Dal Cookie allo Zen, di Angela Donatella Rega
Cookies, biscotti. Certo se un italiano vedesse comparire sullo schermo del proprio computer o del proprio smartphone una scritta del genere: “il nostro sito utilizza biscotti, vuoi accettarli o personalizzare la loro tipologia?”, credo che anche il più sprovveduto ne trarrebbe delle conclusioni amaramente ironiche. Sarebbe molto più intuitivo il senso dei cookies, dei biscotti, immessi nei nostri circuiti dal web.
Se prendiamo ad esempio un ultrasessantenne, cioè una persona matura e nel pieno del vigore, attualmente almeno è così, ci rendiamo conto che quando apre un qualsiasi sito, dopo aver accettato i “biscotti”, sarà bombardato da un anacronistico elenco di prezzi allettanti di bare, funerali, dentiere, case di riposo, lasciti della quota disponibile dell’eredità et similia. Hanno fretta.
Sì, chi segue un interesse privato ha fretta di realizzare i propri affari. Vogliono per caso farti sapere che ti manca poco, che il tempo vola, che se ti dai una mossa è meglio? Non esageriamo, non lo fanno apposta; le imprese, le aziende, non ci vogliono male, pagano per sfruttare gli algoritmi per fare pubblicità mirata, tutto qui.
Un mondo involontariamente spietato. Il grigio, il crepuscolo, non il bianco o il nero. Quella zona in cui non riconosci il male e ne resti come inebetito.
Eh, ma senza interesse privato e senza concorrenza avremmo chiuso, niente lavoro, niente stipendio, niente di niente.
Ma la politica, che ancora esiste, anche se stiamo cercando da decenni di annientarla coprendola di fango dall’interno e dall’esterno delle aule parlamentari, al punto che abbiamo scelto persino di diminuire il numero dei nostri rappresentanti, perché non migliora la regolamentazione di ciò che dovrebbe servire a darci benessere ed invece finisce col darci malessere?
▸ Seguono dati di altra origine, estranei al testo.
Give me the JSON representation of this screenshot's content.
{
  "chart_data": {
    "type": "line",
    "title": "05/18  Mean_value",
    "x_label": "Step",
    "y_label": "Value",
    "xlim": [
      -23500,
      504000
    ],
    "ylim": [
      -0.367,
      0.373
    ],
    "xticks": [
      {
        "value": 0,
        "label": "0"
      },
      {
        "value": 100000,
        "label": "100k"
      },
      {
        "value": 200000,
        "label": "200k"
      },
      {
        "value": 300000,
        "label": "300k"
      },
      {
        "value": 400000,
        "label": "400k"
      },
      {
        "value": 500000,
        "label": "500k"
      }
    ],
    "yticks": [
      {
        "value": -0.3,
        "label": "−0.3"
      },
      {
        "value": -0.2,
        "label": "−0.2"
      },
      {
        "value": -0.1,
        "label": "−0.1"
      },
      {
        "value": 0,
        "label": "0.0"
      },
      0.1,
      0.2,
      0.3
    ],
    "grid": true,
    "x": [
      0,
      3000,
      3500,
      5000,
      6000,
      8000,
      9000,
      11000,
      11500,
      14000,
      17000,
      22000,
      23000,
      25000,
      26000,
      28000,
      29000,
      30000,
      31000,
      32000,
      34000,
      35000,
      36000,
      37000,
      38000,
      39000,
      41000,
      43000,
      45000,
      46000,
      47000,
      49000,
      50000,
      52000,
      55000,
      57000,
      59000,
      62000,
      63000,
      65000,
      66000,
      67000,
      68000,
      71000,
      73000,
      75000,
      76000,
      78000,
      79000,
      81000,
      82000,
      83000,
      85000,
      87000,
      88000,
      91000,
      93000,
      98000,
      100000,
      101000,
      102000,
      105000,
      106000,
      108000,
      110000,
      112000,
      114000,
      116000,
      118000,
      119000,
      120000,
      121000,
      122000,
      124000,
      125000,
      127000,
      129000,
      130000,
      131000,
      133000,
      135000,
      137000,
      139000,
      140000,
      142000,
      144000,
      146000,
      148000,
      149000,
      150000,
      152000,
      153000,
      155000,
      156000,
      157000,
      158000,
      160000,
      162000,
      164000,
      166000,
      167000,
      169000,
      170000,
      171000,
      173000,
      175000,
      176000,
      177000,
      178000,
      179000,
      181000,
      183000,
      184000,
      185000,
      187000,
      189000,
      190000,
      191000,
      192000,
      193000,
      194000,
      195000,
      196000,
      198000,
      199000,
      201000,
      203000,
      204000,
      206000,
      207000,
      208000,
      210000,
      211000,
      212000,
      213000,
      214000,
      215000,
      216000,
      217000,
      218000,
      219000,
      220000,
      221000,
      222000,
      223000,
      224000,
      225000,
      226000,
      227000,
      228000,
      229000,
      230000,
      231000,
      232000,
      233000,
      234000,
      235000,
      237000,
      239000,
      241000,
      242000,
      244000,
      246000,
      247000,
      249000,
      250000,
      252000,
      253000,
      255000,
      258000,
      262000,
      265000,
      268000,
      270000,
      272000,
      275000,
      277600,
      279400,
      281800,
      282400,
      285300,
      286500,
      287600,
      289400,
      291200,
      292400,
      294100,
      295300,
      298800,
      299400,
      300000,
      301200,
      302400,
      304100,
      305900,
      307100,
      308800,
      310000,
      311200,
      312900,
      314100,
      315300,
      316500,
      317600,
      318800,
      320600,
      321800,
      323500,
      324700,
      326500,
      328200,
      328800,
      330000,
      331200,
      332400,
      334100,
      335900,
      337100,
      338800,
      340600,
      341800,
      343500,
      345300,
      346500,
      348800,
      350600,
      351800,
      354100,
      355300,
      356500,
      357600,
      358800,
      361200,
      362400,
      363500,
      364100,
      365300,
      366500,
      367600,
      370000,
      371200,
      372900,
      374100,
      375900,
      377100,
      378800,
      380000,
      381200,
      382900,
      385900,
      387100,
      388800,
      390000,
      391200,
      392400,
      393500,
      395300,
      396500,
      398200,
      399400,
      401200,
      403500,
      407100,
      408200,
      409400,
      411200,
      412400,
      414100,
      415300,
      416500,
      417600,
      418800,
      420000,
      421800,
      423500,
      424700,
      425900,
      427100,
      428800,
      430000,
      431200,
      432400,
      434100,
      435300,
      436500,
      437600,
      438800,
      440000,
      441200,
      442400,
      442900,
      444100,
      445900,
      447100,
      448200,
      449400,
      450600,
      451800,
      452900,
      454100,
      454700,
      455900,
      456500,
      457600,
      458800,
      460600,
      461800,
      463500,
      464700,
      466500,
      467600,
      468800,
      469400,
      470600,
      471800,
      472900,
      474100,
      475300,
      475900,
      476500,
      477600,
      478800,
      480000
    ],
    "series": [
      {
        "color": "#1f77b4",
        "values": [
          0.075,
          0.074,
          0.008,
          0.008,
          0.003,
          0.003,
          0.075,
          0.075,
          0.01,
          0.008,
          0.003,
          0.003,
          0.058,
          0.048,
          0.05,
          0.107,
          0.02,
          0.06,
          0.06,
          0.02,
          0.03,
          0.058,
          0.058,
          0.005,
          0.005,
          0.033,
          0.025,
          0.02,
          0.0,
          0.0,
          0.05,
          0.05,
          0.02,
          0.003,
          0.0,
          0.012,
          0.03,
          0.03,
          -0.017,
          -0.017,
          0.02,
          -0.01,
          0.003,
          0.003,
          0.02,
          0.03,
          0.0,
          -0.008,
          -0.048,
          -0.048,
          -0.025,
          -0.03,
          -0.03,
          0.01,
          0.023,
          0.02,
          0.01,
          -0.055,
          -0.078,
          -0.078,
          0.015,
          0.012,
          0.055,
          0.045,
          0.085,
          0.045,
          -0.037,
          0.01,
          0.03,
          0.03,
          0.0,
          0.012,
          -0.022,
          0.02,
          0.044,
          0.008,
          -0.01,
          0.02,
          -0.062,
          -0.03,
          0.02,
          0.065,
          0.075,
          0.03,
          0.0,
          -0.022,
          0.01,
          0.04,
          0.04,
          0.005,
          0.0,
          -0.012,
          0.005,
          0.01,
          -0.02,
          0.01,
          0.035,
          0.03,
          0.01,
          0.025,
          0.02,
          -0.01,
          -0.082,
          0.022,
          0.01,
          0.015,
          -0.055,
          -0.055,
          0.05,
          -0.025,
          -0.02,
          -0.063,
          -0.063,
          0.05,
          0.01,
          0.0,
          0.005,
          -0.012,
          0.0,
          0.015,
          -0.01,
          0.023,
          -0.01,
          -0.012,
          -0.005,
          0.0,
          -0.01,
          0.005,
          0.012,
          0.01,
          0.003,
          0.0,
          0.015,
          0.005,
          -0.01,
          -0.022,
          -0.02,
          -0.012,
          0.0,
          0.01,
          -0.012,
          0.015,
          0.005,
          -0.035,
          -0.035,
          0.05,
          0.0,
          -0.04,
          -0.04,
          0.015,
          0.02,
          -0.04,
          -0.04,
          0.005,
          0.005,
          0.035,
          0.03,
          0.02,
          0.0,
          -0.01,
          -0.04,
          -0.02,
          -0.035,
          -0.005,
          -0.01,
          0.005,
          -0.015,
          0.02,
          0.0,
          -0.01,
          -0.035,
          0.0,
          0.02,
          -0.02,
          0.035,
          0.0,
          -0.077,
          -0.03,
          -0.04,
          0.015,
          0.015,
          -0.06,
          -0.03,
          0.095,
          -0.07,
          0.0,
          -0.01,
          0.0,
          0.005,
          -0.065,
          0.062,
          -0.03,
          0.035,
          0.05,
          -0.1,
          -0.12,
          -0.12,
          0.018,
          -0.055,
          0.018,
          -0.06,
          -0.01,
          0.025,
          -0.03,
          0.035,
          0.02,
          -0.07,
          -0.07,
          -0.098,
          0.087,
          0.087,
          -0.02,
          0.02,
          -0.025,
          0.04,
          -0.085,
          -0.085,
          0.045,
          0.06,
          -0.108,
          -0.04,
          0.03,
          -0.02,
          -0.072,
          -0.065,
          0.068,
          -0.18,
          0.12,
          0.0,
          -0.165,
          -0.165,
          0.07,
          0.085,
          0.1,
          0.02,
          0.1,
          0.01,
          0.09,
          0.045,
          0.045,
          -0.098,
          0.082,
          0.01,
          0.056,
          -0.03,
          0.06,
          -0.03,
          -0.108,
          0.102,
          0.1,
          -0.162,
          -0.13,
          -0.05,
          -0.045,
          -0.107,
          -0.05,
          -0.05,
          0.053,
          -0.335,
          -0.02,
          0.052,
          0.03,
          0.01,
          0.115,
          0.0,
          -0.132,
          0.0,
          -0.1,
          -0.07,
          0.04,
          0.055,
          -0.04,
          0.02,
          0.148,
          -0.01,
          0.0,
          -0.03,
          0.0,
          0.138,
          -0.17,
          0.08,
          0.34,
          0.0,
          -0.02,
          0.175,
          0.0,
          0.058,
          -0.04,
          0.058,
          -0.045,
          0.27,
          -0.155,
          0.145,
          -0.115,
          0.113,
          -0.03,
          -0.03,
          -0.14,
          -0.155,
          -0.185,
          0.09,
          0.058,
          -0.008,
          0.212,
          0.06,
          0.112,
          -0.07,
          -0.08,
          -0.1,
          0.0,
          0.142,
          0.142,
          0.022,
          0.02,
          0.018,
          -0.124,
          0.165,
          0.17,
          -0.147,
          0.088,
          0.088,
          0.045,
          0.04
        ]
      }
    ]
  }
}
È evidente che va adeguata o in molti casi solo applicata la legge sulla privacy, vanno soprattutto informati i cittadini di come possono difendersi da questa invasione della propria sfera personale.
Ma torniamo un attimo al “niente di niente”, all’apparente opposto del libero mercato. Col niente di niente abbiamo detto non si vive, lo sanno bene i poveri della porta accanto, che in questa stagione autunno-inverno (come direbbe un grande magazzino) non sanno cosa mangiare, ma soprattutto come riscaldarsi. Perché se una stufetta costa poco e si può rimediare, la corrente elettrica non la si può pagare, ed intirizziti dal freddo, questi poveri che ci passano accanto ogni giorno, possono fare appunto niente, forse ammalarsi e talvolta morire.
Il niente di niente per alcuni è una condanna, a volte definitiva.
Sentiamo stridere, vero? Questo contrasto tra un affollarsi di interessi privati ed il niente della famiglia di disoccupati della porta accanto che non possono curare i denti e ricevono cure tardive in tutti gli altri casi. Probabilmente per Natale faremo qualche elemosina in più.
Ma anche in questo caso la politica che ancora esiste dovrebbe pensare a ridistribuire, a far tesoro delle entrate, a sostenere ed incentivare i servizi pubblici alla cui scomparsa ci stiamo rassegnando per gli stessi motivi per cui plaudiamo alla fine della politica, per il fango che vi è stato gettato sopra.
Ma c’è un altro “niente” che contrasta con l’interesse privato. E quest’ultimo ci riguarda tutti.
Fare un vuoto dentro riguardo all’arrivismo, al consumismo, al desiderio di possedere e di diventare sempre più benestanti. Siamo ad un punto in cui lo sfrenato consumismo anche di oggetti poco costosi, dovrebbe subire una battuta d’arresto perché ce lo sta chiedendo l’ambiente: consumare meno, spostarsi in ambiti più ristretti e con mezzi non inquinanti (magari procurati con politiche economiche e scelte intelligenti supportate dalla Scienza, non attraverso tre generazioni di autoveicoli da rottamare a cicli di sei sette anni, come paventato dal PNRR). Non essere costretti a rottamare a ritmo accelerato televisori, computer, batterie ed elettrodomestici in genere.
Fare vuoto, vuoto di interessi privati, perché il bene, quello comune, passa dall’agire disinteressato, non c’è altra via.